Animisha Tara writes this blog in 2017, when her oldest child is 14 years old. She writes: "While my sense of pride wants me to point out that I don't actually fall into the category of "older adult", I'm not as young as I used to be, and clearly that makes a difference in how my memory processes function."
I find this to be a kind of hasty generalization, and here's why:
The study says that adults in a given age group, on average, given a certain level of commitment, tend to consolidate memory in a specific way.
Often, I find that in public talks/blogs, psychologists/neuroscientists start to give their own anecdotes. Like, we all feel like we've slowed down with age, haven't we? Etc.
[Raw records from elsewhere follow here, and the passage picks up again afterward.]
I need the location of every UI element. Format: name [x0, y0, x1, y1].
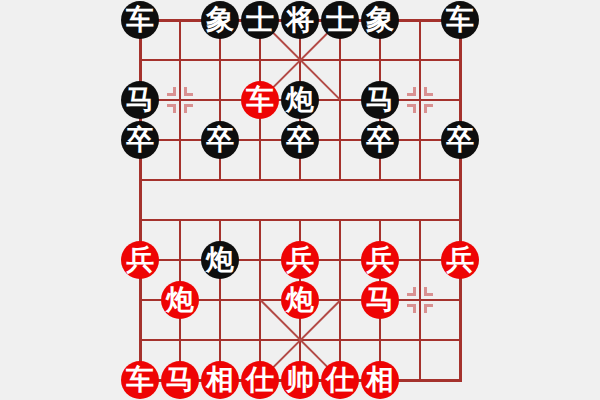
- piece-red-soldier[interactable]: 兵: [441, 241, 479, 279]
- piece-red-horse[interactable]: 马: [161, 361, 199, 399]
- piece-red-cannon[interactable]: 炮: [161, 281, 199, 319]
- piece-black-soldier[interactable]: 卒: [281, 121, 319, 159]
- piece-red-horse[interactable]: 马: [361, 281, 399, 319]
- position-marker-corner: [407, 304, 416, 313]
- position-marker-corner: [424, 87, 433, 96]
- piece-black-cannon[interactable]: 炮: [281, 81, 319, 119]
- position-marker-corner: [407, 87, 416, 96]
- piece-black-horse[interactable]: 马: [121, 81, 159, 119]
- position-marker: [167, 87, 193, 113]
- piece-black-general[interactable]: 将: [281, 1, 319, 39]
- piece-black-advisor[interactable]: 士: [241, 1, 279, 39]
- piece-black-soldier[interactable]: 卒: [441, 121, 479, 159]
- board-border: [459, 19, 462, 382]
- piece-black-cannon[interactable]: 炮: [201, 241, 239, 279]
- position-marker-corner: [407, 287, 416, 296]
- position-marker-corner: [184, 87, 193, 96]
- position-marker-corner: [407, 104, 416, 113]
- position-marker: [407, 287, 433, 313]
- position-marker-corner: [184, 104, 193, 113]
- position-marker: [407, 87, 433, 113]
- position-marker-corner: [424, 304, 433, 313]
- piece-black-elephant[interactable]: 象: [201, 1, 239, 39]
- piece-black-soldier[interactable]: 卒: [121, 121, 159, 159]
- board-border: [139, 19, 142, 382]
- piece-red-soldier[interactable]: 兵: [121, 241, 159, 279]
- piece-black-chariot[interactable]: 车: [121, 1, 159, 39]
- piece-red-advisor[interactable]: 仕: [241, 361, 279, 399]
- piece-red-chariot[interactable]: 车: [241, 81, 279, 119]
- position-marker-corner: [167, 87, 176, 96]
- piece-red-elephant[interactable]: 相: [201, 361, 239, 399]
- piece-black-elephant[interactable]: 象: [361, 1, 399, 39]
- position-marker-corner: [167, 104, 176, 113]
- piece-red-chariot[interactable]: 车: [121, 361, 159, 399]
- position-marker-corner: [424, 104, 433, 113]
- piece-black-soldier[interactable]: 卒: [361, 121, 399, 159]
- piece-black-soldier[interactable]: 卒: [201, 121, 239, 159]
- position-marker-corner: [424, 287, 433, 296]
- piece-red-general[interactable]: 帅: [281, 361, 319, 399]
- piece-red-advisor[interactable]: 仕: [321, 361, 359, 399]
- piece-red-elephant[interactable]: 相: [361, 361, 399, 399]
- piece-red-soldier[interactable]: 兵: [281, 241, 319, 279]
- xiangqi-board[interactable]: 车象士将士象车马车炮马卒卒卒卒卒兵炮兵兵兵炮炮马车马相仕帅仕相: [0, 0, 600, 400]
- piece-red-soldier[interactable]: 兵: [361, 241, 399, 279]
- piece-black-advisor[interactable]: 士: [321, 1, 359, 39]
- xiangqi-screen: 车象士将士象车马车炮马卒卒卒卒卒兵炮兵兵兵炮炮马车马相仕帅仕相: [0, 0, 600, 400]
- piece-black-horse[interactable]: 马: [361, 81, 399, 119]
- piece-black-chariot[interactable]: 车: [441, 1, 479, 39]
- piece-red-cannon[interactable]: 炮: [281, 281, 319, 319]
But in science, one person's anecdote doesn't mean much. So I personally find this a little irresponsible on their part. Their personal experience has nothing to do with the study.
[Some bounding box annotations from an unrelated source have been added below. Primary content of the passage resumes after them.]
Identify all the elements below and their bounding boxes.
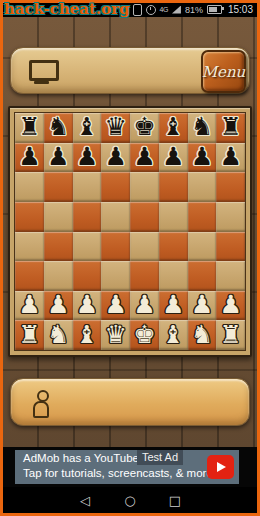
- square-h6[interactable]: [216, 172, 245, 202]
- vibrate-icon: [133, 4, 142, 16]
- piece-white-bishop: ♝: [76, 322, 98, 347]
- square-a5[interactable]: [15, 202, 44, 232]
- square-e2[interactable]: ♟: [130, 291, 159, 321]
- piece-white-pawn: ♟: [191, 292, 213, 317]
- square-e3[interactable]: [130, 261, 159, 291]
- square-f6[interactable]: [159, 172, 188, 202]
- square-d7[interactable]: ♟: [101, 143, 130, 173]
- piece-white-pawn: ♟: [162, 292, 184, 317]
- square-b2[interactable]: ♟: [44, 291, 73, 321]
- square-f3[interactable]: [159, 261, 188, 291]
- piece-white-queen: ♛: [104, 322, 126, 347]
- menu-button[interactable]: Menu: [201, 50, 246, 93]
- square-c8[interactable]: ♝: [73, 113, 102, 143]
- test-ad-badge: Test Ad: [137, 450, 183, 465]
- square-c7[interactable]: ♟: [73, 143, 102, 173]
- square-b4[interactable]: [44, 232, 73, 262]
- square-h5[interactable]: [216, 202, 245, 232]
- square-f1[interactable]: ♝: [159, 320, 188, 350]
- square-c4[interactable]: [73, 232, 102, 262]
- piece-black-pawn: ♟: [133, 144, 155, 169]
- piece-white-rook: ♜: [18, 322, 40, 347]
- square-d3[interactable]: [101, 261, 130, 291]
- square-b7[interactable]: ♟: [44, 143, 73, 173]
- ad-text-line2: Tap for tutorials, screencasts, & more.: [23, 467, 216, 479]
- menu-button-label: Menu: [202, 63, 246, 81]
- piece-white-pawn: ♟: [104, 292, 126, 317]
- piece-white-knight: ♞: [191, 322, 213, 347]
- square-e7[interactable]: ♟: [130, 143, 159, 173]
- signal-strength-icon: [172, 6, 181, 14]
- piece-black-pawn: ♟: [219, 144, 241, 169]
- piece-white-knight: ♞: [47, 322, 69, 347]
- battery-percent-label: 81%: [185, 5, 203, 15]
- piece-black-pawn: ♟: [191, 144, 213, 169]
- square-h3[interactable]: [216, 261, 245, 291]
- square-b6[interactable]: [44, 172, 73, 202]
- piece-white-pawn: ♟: [76, 292, 98, 317]
- piece-black-pawn: ♟: [47, 144, 69, 169]
- square-a2[interactable]: ♟: [15, 291, 44, 321]
- square-a8[interactable]: ♜: [15, 113, 44, 143]
- chess-board: ♜♞♝♛♚♝♞♜♟♟♟♟♟♟♟♟♟♟♟♟♟♟♟♟♜♞♝♛♚♝♞♜: [8, 106, 252, 357]
- square-d8[interactable]: ♛: [101, 113, 130, 143]
- square-f5[interactable]: [159, 202, 188, 232]
- square-g8[interactable]: ♞: [188, 113, 217, 143]
- piece-white-pawn: ♟: [219, 292, 241, 317]
- piece-black-king: ♚: [133, 114, 155, 139]
- piece-white-bishop: ♝: [162, 322, 184, 347]
- chess-board-grid: ♜♞♝♛♚♝♞♜♟♟♟♟♟♟♟♟♟♟♟♟♟♟♟♟♜♞♝♛♚♝♞♜: [14, 112, 246, 351]
- computer-icon: [29, 60, 55, 84]
- piece-black-bishop: ♝: [76, 114, 98, 139]
- square-g1[interactable]: ♞: [188, 320, 217, 350]
- square-e6[interactable]: [130, 172, 159, 202]
- piece-white-king: ♚: [133, 322, 155, 347]
- square-f8[interactable]: ♝: [159, 113, 188, 143]
- piece-white-rook: ♜: [219, 322, 241, 347]
- square-h2[interactable]: ♟: [216, 291, 245, 321]
- square-c3[interactable]: [73, 261, 102, 291]
- youtube-play-button[interactable]: [207, 455, 234, 479]
- square-e5[interactable]: [130, 202, 159, 232]
- square-h1[interactable]: ♜: [216, 320, 245, 350]
- back-button-icon[interactable]: ◁: [78, 493, 93, 508]
- square-c1[interactable]: ♝: [73, 320, 102, 350]
- android-nav-bar: ◁ ○ □: [3, 487, 257, 513]
- square-a6[interactable]: [15, 172, 44, 202]
- piece-black-pawn: ♟: [162, 144, 184, 169]
- square-c6[interactable]: [73, 172, 102, 202]
- square-b1[interactable]: ♞: [44, 320, 73, 350]
- player-panel: [10, 378, 250, 426]
- ad-banner[interactable]: AdMob has a YouTube series! Tap for tuto…: [15, 450, 239, 484]
- piece-black-pawn: ♟: [18, 144, 40, 169]
- square-e1[interactable]: ♚: [130, 320, 159, 350]
- piece-white-pawn: ♟: [133, 292, 155, 317]
- square-e4[interactable]: [130, 232, 159, 262]
- square-h4[interactable]: [216, 232, 245, 262]
- square-c5[interactable]: [73, 202, 102, 232]
- square-b5[interactable]: [44, 202, 73, 232]
- square-g2[interactable]: ♟: [188, 291, 217, 321]
- piece-white-pawn: ♟: [47, 292, 69, 317]
- square-c2[interactable]: ♟: [73, 291, 102, 321]
- computer-icon-base: [34, 81, 49, 84]
- home-button-icon[interactable]: ○: [123, 493, 138, 508]
- square-g4[interactable]: [188, 232, 217, 262]
- square-f4[interactable]: [159, 232, 188, 262]
- square-d4[interactable]: [101, 232, 130, 262]
- square-a7[interactable]: ♟: [15, 143, 44, 173]
- square-d1[interactable]: ♛: [101, 320, 130, 350]
- square-b3[interactable]: [44, 261, 73, 291]
- square-d2[interactable]: ♟: [101, 291, 130, 321]
- opponent-panel: Menu: [10, 47, 250, 94]
- clock-label: 15:03: [228, 4, 253, 15]
- recents-button-icon[interactable]: □: [168, 493, 183, 508]
- piece-black-pawn: ♟: [104, 144, 126, 169]
- square-g5[interactable]: [188, 202, 217, 232]
- watermark-text: hack-cheat.org: [4, 0, 130, 18]
- square-f2[interactable]: ♟: [159, 291, 188, 321]
- square-a1[interactable]: ♜: [15, 320, 44, 350]
- square-b8[interactable]: ♞: [44, 113, 73, 143]
- square-h7[interactable]: ♟: [216, 143, 245, 173]
- network-type-label: 4G: [160, 6, 168, 13]
- player-icon: [33, 390, 53, 418]
- piece-black-knight: ♞: [47, 114, 69, 139]
- piece-white-pawn: ♟: [18, 292, 40, 317]
- player-icon-body: [33, 401, 49, 418]
- square-g6[interactable]: [188, 172, 217, 202]
- play-icon: [217, 462, 226, 472]
- alarm-icon: [146, 5, 156, 15]
- square-d6[interactable]: [101, 172, 130, 202]
- square-d5[interactable]: [101, 202, 130, 232]
- square-a4[interactable]: [15, 232, 44, 262]
- square-f7[interactable]: ♟: [159, 143, 188, 173]
- piece-black-rook: ♜: [18, 114, 40, 139]
- piece-black-pawn: ♟: [76, 144, 98, 169]
- battery-icon: [207, 5, 222, 14]
- piece-black-bishop: ♝: [162, 114, 184, 139]
- square-h8[interactable]: ♜: [216, 113, 245, 143]
- square-a3[interactable]: [15, 261, 44, 291]
- piece-black-rook: ♜: [219, 114, 241, 139]
- square-g3[interactable]: [188, 261, 217, 291]
- ad-strip: AdMob has a YouTube series! Tap for tuto…: [3, 447, 257, 487]
- computer-icon-screen: [29, 60, 59, 81]
- piece-black-knight: ♞: [191, 114, 213, 139]
- square-g7[interactable]: ♟: [188, 143, 217, 173]
- square-e8[interactable]: ♚: [130, 113, 159, 143]
- piece-black-queen: ♛: [104, 114, 126, 139]
- phone-screen: LMT 4G 81% 15:03 hack-cheat.org Menu ♜♞♝…: [0, 0, 260, 516]
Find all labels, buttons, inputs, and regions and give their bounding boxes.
There is considerable variability in how different people's brains age. To take an extreme case, Arthur Rubinstein, for instance, seemed to retain his near-photographic memory until the day he died in his 90s. There are many people on these forums who have said that their memory in their 50s doesn't really feel slower or any different than it did in their 20s (they can still learn a concerto within a couple of weeks and so on), and I have met people in real life who have said the same.
Scientific studies "clump" all of this data, and artificially make it seem like the average is a "universal" facet of how humans work. I believe this is what keystring was alluding to as well.
And there are certain factors not being controlled for here: How much has the person in question tried to maintain her memory? How much does she actually use memory in her day-to-day? When looking at older adults, for instance, the idea that there tends to be some decline in memory function is rather "common knowledge". But we shouldn't confuse that to mean that there MUST be decline -- those are two different things.